Rovo is powerful, but vague prompts give vague results. After testing with 3 teams, these 4 prompting patterns give consistent outputs:
Constrain the data source first
Bad: Summarize the backlog
Good: Use JQL project = PROJ and status not in Done and created less than -30d. Summarize only those issues.
Why: Rovo won’t guess the scope. You avoid sampling issues from the wrong project.
Force structured output
Bad: Tell me about bug trends
Good: Return a table with columns: Priority, Count, Percent, Top Component. Then add 3 bullet risks.
Why: Tables are easier to copy to Confluence. Rovo stops writing paragraphs when you define the format.
Ask for reasoning, then action
Prompt: First, list 5 reasons why issues stay in Code Review longer than 5 days based on the last 100 issues. Second, create a checklist for developers to prevent this.

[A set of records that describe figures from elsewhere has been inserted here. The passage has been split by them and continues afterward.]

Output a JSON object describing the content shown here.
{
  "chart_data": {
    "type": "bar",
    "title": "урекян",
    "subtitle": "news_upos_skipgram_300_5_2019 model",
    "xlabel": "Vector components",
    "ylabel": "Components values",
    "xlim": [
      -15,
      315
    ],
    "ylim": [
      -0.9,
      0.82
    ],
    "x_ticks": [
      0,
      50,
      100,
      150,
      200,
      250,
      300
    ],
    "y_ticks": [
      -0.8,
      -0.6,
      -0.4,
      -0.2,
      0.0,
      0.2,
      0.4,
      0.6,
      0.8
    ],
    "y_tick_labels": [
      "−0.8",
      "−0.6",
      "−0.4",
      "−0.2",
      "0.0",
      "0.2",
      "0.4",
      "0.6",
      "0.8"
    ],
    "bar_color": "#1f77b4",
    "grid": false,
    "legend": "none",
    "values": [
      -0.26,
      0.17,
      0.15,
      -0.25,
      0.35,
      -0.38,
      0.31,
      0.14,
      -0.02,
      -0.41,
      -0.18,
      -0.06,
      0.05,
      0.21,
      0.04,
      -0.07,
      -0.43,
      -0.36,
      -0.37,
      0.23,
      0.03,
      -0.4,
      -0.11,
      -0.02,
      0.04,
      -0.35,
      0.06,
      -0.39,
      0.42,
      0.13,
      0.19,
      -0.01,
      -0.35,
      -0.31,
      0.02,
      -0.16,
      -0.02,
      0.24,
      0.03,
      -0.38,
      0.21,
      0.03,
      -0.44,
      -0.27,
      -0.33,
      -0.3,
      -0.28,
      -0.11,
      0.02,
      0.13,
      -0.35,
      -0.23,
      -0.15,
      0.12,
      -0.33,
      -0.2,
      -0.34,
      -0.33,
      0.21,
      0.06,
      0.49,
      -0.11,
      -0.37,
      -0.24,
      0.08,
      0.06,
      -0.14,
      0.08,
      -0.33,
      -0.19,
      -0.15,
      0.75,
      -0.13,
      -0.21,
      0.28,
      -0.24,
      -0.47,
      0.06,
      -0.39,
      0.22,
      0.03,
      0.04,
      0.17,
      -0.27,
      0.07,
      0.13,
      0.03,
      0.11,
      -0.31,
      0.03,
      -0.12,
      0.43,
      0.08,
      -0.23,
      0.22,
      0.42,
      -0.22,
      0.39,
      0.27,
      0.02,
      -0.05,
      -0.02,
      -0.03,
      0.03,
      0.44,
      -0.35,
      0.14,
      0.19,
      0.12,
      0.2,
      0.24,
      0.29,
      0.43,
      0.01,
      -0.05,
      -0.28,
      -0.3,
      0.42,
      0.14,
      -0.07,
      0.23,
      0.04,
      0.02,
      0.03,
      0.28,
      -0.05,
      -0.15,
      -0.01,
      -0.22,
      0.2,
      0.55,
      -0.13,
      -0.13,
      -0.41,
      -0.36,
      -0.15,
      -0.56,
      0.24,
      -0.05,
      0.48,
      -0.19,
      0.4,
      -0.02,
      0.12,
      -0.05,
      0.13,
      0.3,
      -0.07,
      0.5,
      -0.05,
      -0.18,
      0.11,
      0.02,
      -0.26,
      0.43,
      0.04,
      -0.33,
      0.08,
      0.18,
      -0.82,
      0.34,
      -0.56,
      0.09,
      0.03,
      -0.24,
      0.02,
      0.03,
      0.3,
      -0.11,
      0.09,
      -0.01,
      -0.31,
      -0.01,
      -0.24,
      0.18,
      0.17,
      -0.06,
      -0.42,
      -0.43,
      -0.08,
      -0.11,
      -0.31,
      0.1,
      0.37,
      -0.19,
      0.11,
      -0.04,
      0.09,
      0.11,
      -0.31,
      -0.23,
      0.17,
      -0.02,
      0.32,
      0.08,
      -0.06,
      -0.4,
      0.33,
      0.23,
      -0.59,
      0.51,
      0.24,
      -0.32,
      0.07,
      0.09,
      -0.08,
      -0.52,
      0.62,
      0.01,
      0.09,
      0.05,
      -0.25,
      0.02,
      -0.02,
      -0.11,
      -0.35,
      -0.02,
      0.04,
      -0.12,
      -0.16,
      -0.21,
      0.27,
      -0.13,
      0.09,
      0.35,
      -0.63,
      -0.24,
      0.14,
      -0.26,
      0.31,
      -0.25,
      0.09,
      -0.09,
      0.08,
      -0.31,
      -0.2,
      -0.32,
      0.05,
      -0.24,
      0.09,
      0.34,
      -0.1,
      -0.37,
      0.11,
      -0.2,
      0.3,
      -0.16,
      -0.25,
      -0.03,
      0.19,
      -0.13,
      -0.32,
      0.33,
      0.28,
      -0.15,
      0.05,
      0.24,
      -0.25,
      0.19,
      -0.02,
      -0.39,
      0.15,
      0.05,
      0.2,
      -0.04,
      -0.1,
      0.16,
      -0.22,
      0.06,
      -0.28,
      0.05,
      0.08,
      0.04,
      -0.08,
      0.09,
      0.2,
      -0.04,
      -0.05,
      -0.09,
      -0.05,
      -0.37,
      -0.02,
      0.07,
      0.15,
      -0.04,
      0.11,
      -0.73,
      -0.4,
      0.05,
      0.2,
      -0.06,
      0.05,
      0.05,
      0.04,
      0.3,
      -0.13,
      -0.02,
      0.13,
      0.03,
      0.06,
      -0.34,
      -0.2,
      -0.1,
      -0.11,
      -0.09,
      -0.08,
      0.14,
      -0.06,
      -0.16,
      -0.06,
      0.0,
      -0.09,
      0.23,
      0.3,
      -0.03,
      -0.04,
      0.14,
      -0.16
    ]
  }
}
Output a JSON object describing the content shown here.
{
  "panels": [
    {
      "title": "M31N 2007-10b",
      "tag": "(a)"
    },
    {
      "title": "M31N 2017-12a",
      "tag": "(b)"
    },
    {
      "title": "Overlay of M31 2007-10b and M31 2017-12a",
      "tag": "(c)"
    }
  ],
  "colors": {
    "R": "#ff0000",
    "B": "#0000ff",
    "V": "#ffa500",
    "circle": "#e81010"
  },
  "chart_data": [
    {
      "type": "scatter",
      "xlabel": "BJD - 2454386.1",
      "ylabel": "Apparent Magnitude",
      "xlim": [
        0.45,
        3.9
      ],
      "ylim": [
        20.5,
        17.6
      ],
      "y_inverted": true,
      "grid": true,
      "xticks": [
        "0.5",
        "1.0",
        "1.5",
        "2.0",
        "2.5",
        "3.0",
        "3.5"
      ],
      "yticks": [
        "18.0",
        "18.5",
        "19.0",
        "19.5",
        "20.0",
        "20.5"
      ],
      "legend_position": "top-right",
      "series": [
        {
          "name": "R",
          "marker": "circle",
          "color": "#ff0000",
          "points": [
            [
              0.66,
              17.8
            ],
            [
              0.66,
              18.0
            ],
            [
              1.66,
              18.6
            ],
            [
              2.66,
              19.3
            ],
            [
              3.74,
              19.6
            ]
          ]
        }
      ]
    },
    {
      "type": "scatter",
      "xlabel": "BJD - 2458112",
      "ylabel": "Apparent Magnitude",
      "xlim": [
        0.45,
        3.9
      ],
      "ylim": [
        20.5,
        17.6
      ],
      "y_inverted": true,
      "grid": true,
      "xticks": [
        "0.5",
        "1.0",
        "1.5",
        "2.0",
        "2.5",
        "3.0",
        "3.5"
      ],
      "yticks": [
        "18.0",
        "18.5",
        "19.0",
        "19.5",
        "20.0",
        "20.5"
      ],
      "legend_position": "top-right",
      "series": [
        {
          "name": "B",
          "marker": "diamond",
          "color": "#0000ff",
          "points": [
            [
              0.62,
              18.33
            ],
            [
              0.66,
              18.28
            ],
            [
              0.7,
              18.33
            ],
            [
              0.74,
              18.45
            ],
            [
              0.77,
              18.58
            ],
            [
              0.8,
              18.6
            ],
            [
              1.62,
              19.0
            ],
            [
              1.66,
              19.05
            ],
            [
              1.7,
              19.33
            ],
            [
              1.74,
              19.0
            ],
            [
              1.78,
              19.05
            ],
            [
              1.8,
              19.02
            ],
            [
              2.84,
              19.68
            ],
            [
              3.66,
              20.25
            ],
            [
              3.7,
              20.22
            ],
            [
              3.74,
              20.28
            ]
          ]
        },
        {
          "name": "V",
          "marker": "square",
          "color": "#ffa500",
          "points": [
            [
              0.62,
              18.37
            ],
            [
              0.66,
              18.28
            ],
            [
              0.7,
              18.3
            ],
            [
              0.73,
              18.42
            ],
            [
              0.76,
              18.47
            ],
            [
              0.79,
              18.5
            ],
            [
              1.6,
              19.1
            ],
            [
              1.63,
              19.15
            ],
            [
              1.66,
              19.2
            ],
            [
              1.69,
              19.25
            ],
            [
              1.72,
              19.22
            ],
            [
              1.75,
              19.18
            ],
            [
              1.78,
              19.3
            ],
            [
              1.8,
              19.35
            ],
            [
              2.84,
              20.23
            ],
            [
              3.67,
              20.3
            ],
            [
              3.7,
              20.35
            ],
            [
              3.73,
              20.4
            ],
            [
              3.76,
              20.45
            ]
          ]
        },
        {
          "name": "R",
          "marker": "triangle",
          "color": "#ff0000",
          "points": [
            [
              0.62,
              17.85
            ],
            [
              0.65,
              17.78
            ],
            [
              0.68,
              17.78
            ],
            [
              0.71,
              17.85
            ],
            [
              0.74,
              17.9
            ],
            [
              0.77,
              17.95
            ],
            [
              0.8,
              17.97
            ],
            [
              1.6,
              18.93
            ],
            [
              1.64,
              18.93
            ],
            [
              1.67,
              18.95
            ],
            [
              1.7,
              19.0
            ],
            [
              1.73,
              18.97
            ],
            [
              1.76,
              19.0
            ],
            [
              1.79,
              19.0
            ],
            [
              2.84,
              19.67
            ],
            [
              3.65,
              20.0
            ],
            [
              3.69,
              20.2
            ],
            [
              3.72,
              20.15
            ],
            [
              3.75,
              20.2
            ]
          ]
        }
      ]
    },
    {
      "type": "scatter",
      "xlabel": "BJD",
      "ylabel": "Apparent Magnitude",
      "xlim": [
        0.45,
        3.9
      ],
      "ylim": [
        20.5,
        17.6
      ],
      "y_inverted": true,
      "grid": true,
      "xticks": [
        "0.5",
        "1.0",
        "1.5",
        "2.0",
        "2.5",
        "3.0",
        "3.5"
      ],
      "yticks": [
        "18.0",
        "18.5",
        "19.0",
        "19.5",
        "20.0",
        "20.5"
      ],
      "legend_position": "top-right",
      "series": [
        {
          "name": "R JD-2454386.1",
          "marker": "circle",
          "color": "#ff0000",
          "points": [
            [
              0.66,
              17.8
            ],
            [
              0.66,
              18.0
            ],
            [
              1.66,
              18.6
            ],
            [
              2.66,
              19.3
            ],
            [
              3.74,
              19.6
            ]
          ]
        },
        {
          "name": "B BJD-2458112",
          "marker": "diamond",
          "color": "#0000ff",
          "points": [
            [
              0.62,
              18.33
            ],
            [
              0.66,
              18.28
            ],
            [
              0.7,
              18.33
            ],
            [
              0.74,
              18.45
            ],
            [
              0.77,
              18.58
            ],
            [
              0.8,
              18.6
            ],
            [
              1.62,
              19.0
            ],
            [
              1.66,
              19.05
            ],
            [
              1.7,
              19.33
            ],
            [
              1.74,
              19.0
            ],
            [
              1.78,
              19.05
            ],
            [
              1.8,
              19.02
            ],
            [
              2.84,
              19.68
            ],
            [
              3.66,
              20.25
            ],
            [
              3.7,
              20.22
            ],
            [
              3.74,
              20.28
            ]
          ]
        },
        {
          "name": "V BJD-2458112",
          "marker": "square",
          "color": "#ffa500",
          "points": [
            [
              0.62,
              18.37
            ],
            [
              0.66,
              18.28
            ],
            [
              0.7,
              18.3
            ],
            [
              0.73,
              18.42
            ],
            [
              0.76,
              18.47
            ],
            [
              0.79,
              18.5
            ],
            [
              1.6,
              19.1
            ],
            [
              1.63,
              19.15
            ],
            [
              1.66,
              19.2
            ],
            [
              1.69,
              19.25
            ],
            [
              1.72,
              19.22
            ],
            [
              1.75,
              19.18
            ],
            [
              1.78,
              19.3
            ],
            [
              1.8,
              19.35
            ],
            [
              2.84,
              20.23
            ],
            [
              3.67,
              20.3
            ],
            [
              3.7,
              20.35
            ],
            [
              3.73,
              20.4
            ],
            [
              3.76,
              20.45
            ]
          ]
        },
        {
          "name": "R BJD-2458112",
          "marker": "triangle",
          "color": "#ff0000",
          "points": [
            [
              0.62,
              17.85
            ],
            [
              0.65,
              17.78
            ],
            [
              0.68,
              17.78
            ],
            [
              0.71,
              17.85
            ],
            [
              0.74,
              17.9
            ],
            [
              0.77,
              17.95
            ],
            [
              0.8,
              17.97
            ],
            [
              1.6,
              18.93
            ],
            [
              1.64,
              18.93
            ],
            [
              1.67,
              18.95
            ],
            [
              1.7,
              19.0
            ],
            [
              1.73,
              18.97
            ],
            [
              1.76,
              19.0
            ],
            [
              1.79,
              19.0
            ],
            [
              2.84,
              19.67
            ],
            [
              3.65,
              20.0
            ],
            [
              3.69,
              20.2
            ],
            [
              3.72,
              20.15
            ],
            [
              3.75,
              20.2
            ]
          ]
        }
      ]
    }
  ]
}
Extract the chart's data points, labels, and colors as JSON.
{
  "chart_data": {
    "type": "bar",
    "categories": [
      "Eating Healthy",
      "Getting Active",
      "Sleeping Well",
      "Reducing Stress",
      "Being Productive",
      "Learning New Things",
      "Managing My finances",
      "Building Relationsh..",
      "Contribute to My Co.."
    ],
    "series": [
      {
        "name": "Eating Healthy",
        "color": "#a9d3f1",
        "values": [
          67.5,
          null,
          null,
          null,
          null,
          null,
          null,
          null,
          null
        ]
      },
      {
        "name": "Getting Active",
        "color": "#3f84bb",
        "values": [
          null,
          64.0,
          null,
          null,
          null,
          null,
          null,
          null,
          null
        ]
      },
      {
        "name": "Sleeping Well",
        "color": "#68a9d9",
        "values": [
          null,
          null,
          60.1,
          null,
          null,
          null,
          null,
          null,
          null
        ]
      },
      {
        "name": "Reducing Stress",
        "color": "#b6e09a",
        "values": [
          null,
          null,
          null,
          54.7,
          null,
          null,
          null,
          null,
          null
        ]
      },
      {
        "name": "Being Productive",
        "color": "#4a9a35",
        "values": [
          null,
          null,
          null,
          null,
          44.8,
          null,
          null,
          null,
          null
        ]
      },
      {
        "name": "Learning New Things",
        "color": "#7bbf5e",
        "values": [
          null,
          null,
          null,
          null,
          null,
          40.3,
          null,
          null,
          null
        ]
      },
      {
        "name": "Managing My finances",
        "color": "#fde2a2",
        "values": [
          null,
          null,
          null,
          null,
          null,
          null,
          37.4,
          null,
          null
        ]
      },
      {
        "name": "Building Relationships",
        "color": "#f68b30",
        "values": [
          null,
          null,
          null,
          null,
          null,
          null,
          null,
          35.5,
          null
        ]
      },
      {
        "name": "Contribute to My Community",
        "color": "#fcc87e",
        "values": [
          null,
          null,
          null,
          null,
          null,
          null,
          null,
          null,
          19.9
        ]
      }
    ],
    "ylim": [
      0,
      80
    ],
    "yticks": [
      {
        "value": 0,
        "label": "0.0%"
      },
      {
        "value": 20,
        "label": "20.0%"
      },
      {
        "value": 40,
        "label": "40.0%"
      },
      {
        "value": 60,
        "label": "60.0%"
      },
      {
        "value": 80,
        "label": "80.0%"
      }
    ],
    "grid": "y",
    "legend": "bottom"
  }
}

Why: Splitting analysis and action reduces hallucination and gives you artifacts you can use.
Pre-filter with Forge, then narrate with Rovo
Prompt: Call analyze-large-jql with jql equals filter = 12345. Using the returned stats, write an exec summary for leadership. Do not re-query Jira.
Why: You avoid the 200-issue context limit. Forge does math, Rovo does words. Reports become reproducible.
Use these patterns and your Rovo outputs will be 80 percent more consistent run to run.